Introduction to Search Engine Optimization

Search engine optimization (SEO) is the process of improving the volume or quality of traffic to a web site from search engines via organic or algorithmic search results.

Search engine optimization – Site appears in the search results list, the more visitors it will receive from the search engine.SEO may target different kinds of search, including image search, local search, and industry-specific vertical search engines. More over this gives a web site web presence in World Wide Web.

As an Internet marketing strategy, SEO considers how search engines work and what people search for. Optimizing a website primarily involves editing its content and HTML coding to both increase its relevance to specific keywords and to remove barriers to the indexing activities of search engines.

The acronym “SEO” can also refer to “Search Engine Optimizers” a term adopted by an industry of consultants who carry out optimization projects on behalf of clients, and by employees who perform SEO services in-house.

Search Engine Optimizers may offer SEO as a stand-alone service or as a part of a broader marketing campaign. Because effective SEO may require changes to the HTML source code of a site, SEO tactics may be incorporated into web site development and design. The term “search engine friendly” may be used to describe web site designs, menus, content management systems and shopping carts that are easy to optimize.

Another class of techniques, known as black hat SEO or Spamdexing, use methods such as link farms and keyword stuffing that decrease both the relevance of search results and the user-experience of search engines. Search engines look for sites that employ these techniques in order to remove them from their indices.

Webmasters and content providers began optimizing sites for search engines in the mid-1990s, as the first search engines were cataloging the early Web. Initially, all a webmaster needed to do was submit a page, or URL, to the various engines which would send a spider to “crawl” that page, extract links to other pages from it, and return information found on the page to be indexed.

The process involves a search engine spider downloading a page and storing it on the search engine’s own server, where a second program, known as an indexer, extracts various information about the page, such as the words it contains and where these are located, as well as any weight for specific words, as well as any and all links the page contains, which are then placed into a scheduler for crawling at a later date.

Site owners started to recognize the value of having their sites highly ranked and visible in search engine results, creating an opportunity for both white hat and black hat SEO practitioners.

Early versions of search algorithms relied on webmaster-provided information such as the keyword meta tag, or index files in engines. Meta tags provide a guide to each page’s content.

Web content providers also manipulated a number of attributes within the HTML source of a page in an attempt to rank well in search engines.

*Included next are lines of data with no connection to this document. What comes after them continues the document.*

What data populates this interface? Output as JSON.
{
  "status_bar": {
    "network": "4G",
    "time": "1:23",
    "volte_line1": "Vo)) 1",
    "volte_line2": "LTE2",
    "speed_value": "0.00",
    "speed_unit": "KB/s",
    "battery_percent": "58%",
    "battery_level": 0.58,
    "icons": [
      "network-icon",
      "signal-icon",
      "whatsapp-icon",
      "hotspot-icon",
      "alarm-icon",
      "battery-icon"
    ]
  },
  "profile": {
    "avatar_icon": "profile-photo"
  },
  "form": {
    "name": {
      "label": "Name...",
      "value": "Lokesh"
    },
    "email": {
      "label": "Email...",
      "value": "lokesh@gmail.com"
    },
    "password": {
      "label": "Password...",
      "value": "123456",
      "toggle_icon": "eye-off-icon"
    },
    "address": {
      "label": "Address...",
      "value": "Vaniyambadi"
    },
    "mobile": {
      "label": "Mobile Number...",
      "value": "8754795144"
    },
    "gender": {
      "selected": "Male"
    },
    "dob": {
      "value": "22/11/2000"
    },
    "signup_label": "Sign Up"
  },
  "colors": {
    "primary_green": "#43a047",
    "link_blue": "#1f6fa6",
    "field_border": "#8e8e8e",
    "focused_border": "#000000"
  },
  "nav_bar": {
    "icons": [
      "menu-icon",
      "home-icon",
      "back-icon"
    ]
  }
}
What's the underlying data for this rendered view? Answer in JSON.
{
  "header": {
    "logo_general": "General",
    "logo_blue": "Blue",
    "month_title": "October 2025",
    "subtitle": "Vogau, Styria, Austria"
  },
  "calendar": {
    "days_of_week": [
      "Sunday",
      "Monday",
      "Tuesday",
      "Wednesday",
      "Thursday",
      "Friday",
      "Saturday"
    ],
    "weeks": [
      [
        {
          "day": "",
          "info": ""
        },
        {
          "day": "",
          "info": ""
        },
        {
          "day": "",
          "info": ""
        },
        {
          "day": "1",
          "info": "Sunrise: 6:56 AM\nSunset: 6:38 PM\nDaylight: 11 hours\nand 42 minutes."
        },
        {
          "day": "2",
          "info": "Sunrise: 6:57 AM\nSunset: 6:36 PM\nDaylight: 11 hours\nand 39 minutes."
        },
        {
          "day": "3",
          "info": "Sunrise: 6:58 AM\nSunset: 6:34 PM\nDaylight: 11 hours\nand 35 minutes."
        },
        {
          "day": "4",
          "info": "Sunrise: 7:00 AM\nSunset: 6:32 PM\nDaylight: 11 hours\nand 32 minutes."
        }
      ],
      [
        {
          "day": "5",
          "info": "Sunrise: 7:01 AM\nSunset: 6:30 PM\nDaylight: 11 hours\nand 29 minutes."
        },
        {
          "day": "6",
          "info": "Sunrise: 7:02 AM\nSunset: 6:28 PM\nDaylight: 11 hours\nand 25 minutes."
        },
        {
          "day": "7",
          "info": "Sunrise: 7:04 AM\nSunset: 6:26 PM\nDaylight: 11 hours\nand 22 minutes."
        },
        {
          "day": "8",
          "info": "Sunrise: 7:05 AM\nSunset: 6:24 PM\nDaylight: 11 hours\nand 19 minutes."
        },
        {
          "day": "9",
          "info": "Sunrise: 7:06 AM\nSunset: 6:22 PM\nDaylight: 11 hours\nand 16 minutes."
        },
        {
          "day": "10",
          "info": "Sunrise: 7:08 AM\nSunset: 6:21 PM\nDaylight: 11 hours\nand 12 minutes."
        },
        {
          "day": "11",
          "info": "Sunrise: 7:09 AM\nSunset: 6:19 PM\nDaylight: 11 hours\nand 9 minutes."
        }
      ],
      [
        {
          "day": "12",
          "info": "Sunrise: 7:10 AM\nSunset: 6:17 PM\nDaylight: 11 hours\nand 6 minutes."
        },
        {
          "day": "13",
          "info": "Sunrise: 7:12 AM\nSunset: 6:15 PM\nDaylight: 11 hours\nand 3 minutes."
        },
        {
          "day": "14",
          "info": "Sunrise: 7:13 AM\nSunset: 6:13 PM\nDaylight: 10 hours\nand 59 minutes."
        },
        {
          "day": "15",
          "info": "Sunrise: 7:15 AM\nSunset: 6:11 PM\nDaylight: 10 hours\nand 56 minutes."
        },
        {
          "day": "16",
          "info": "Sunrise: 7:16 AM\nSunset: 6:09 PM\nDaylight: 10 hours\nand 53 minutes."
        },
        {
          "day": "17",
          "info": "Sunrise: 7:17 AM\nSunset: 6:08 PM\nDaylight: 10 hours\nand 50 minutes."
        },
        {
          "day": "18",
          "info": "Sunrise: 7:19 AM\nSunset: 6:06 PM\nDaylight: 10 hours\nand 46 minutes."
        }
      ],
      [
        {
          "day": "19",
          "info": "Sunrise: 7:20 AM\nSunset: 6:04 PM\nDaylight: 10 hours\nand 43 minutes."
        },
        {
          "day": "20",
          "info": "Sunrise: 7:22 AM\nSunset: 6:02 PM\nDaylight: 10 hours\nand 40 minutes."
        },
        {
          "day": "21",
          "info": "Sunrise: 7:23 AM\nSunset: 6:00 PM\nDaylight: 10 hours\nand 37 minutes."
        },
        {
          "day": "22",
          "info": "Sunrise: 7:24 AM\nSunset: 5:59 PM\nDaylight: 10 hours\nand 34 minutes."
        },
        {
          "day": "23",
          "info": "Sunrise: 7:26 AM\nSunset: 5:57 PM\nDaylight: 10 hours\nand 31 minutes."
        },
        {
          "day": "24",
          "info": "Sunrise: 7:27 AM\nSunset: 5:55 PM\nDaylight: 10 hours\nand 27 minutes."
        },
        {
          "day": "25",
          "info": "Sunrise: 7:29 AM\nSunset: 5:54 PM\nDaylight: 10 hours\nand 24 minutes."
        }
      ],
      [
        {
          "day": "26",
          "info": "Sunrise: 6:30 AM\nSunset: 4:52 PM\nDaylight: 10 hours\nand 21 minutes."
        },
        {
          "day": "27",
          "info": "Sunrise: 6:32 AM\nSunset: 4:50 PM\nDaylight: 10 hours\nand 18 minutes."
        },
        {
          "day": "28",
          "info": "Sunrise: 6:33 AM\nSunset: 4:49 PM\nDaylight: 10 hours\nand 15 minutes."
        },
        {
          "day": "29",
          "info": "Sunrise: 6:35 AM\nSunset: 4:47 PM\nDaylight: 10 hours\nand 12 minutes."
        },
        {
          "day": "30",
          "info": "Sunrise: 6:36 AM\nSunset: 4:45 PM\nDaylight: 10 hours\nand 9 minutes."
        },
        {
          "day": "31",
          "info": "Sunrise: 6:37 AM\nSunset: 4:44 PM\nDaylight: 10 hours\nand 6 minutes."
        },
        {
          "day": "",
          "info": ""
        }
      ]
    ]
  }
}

By relying so much on factors such as keyword density which were exclusively within a webmaster’s control, early search engines suffered from abuse and ranking manipulation. To provide better results to their users, search engines had to adapt to ensure their results pages showed the most relevant search results, rather than unrelated pages stuffed with numerous keywords by unscrupulous webmasters.

Since the success and popularity of a search engine is determined by its ability to produce the most relevant results to any given search, allowing those results to be false would turn users to find other search sources.

Search engines responded by developing more complex ranking algorithms, taking into account additional factors that were more difficult for webmasters to manipulate.
Graduate students at Stanford University, Larry Page and Sergey Brin developed “backrub,” a search engine that relied on a mathematical algorithm to rate the prominence of web pages. The number calculated by the algorithm, PageRank, is a function of the quantity and strength of inbound links.

PageRank estimates the likelihood that a given page will be reached by a web user who randomly surfs the web, and follows links from one page to another. In effect, this means that some links are stronger than others, as a higher PageRank page is more likely to be reached by the random surfer.

Page and Brin founded Google in 1998. Google attracted a loyal following among the growing number of Internet users, who liked its simple design.

Off-page factors (such as PageRank and hyperlink analysis) were considered as well as
on-page factors (such as keyword frequency, meta tags, headings, links and site structure) to enable Google to avoid the kind of manipulation seen in search engines that only considered on-page factors for their rankings. Although PageRank was more difficult to game, webmasters had already developed link building tools and schemes to influence, and these methods proved similarly applicable to gaming PageRank. Many sites focused on exchanging, buying, and selling links, often on a massive scale. Some of these schemes, or link farms, involved the creation of thousands of sites for the sole purpose of link spamming.

By 2007, search engines had incorporated a wide range of undisclosed factors in their ranking algorithms to reduce the impact of link manipulation. Google says it ranks sites using more than 200 different signals.

The three leading search engines, Google, Yahoo and Microsoft’s Live Search BING, do not disclose the algorithms they use to rank pages. Notable SEOs, such as Rand Fishkin, Barry Schwartz, Aaron Wall and Jill Whalen, have studied different approaches to search engine optimization, and have published their opinions in online forums and blogs.

SEO practitioners may also study patents held by various search engines to gain insight into the algorithms.